Holding banners and shouting slogans including "Merkel needs to go", the event was organised in protest over the mass violent and sexual assaults which took place in Cologne on New Year's Eve.

The attackers have been widely described as looking of "Arabic" and "north African" descent.

A rival anti-Pegida rally was held at the same time - and according to ITV News deputy news editor Zoe Kalus, who was in Leipzig, that outnumbered the Legida rally.

Background of Cologne criminals 'should not be kept quiet'

German interior minister Thomas de Maiziere has described the violence in Cologne as "completely unacceptable" Credit: Reuters

The German interior minister has said the fact that people of foreign descent were behind much of the violence in Cologne on new year's eve should not be kept quiet but neither should it lead people to general suspicion towards all refugees and migrants.

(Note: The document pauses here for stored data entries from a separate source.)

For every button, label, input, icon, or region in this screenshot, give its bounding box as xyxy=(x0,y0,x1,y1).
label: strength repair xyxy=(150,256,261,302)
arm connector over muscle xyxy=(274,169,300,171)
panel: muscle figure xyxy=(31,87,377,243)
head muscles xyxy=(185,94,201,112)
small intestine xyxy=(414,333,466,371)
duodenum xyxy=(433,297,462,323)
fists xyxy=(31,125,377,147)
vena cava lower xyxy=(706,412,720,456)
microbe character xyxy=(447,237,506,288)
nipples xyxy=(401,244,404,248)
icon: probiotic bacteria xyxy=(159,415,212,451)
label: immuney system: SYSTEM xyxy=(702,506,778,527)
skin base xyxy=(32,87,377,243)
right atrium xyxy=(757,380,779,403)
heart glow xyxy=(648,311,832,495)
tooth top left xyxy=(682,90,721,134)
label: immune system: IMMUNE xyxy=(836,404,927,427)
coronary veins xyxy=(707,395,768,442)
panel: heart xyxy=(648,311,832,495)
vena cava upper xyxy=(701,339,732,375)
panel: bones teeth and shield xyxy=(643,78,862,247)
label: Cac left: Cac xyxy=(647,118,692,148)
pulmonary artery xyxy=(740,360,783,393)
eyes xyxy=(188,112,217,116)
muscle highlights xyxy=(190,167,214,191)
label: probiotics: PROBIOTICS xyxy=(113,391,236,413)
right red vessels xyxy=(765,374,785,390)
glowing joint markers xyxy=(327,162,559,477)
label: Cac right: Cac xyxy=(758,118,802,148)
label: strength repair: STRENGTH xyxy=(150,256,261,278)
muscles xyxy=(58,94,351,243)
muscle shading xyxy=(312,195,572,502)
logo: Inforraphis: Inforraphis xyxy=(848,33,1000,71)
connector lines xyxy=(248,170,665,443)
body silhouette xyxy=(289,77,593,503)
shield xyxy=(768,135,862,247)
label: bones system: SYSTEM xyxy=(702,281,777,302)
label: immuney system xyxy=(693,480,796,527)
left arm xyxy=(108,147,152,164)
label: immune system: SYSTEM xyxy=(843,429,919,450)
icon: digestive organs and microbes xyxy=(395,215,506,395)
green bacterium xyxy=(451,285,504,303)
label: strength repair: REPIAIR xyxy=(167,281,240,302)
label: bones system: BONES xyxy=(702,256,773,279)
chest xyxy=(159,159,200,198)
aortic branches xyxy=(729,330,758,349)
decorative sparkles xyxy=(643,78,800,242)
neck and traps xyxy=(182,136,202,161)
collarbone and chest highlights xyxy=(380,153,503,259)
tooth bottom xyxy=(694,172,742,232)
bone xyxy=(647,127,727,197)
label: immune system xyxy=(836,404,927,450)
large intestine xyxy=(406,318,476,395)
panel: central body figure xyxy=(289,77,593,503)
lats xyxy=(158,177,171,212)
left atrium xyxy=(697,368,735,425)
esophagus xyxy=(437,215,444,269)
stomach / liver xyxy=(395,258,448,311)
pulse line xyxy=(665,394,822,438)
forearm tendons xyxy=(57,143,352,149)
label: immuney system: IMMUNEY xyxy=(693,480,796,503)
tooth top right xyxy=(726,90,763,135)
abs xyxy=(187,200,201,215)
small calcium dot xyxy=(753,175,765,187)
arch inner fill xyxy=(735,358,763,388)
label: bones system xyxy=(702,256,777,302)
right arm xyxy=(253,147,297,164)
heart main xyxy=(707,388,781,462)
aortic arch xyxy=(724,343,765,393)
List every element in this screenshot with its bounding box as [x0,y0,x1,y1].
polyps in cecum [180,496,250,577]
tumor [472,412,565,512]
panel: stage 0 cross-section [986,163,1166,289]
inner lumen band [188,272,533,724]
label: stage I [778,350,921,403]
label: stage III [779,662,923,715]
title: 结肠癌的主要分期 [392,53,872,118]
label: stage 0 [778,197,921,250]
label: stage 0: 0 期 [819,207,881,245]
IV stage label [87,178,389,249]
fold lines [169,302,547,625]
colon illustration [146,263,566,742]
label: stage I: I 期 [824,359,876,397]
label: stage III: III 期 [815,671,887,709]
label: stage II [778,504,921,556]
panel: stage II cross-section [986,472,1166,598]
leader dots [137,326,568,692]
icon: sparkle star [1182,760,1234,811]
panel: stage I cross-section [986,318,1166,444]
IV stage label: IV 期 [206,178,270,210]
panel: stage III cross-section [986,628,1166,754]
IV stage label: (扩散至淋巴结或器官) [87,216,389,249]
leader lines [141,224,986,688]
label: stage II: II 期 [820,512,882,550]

Thomas de Maiziere described the violence as "completely unacceptable" and said it was urgent that new tougher legislation be agreed to punish the perpetrators, saying Germany could not afford long, divisive debates about changes to the law.

Group of migrants attacked by mob in Cologne

An anti-immigrant rally in Cologne, January 10, 2016 Credit: Wolfgang Rattay/Reuters

German police say a group of Pakistanis and a Syrian were violently attacked by about 20 unknown assailants on Sunday in Cologne.

There are raised tensions in the city after an anti-migrant rally followed new year's eve attacks on women.

Police say the mob attacked six Pakistanis, two of whom were hospitalised. Shortly afterward, a group of five people attacked a 39-year-old Syrian national, injuring him slightly.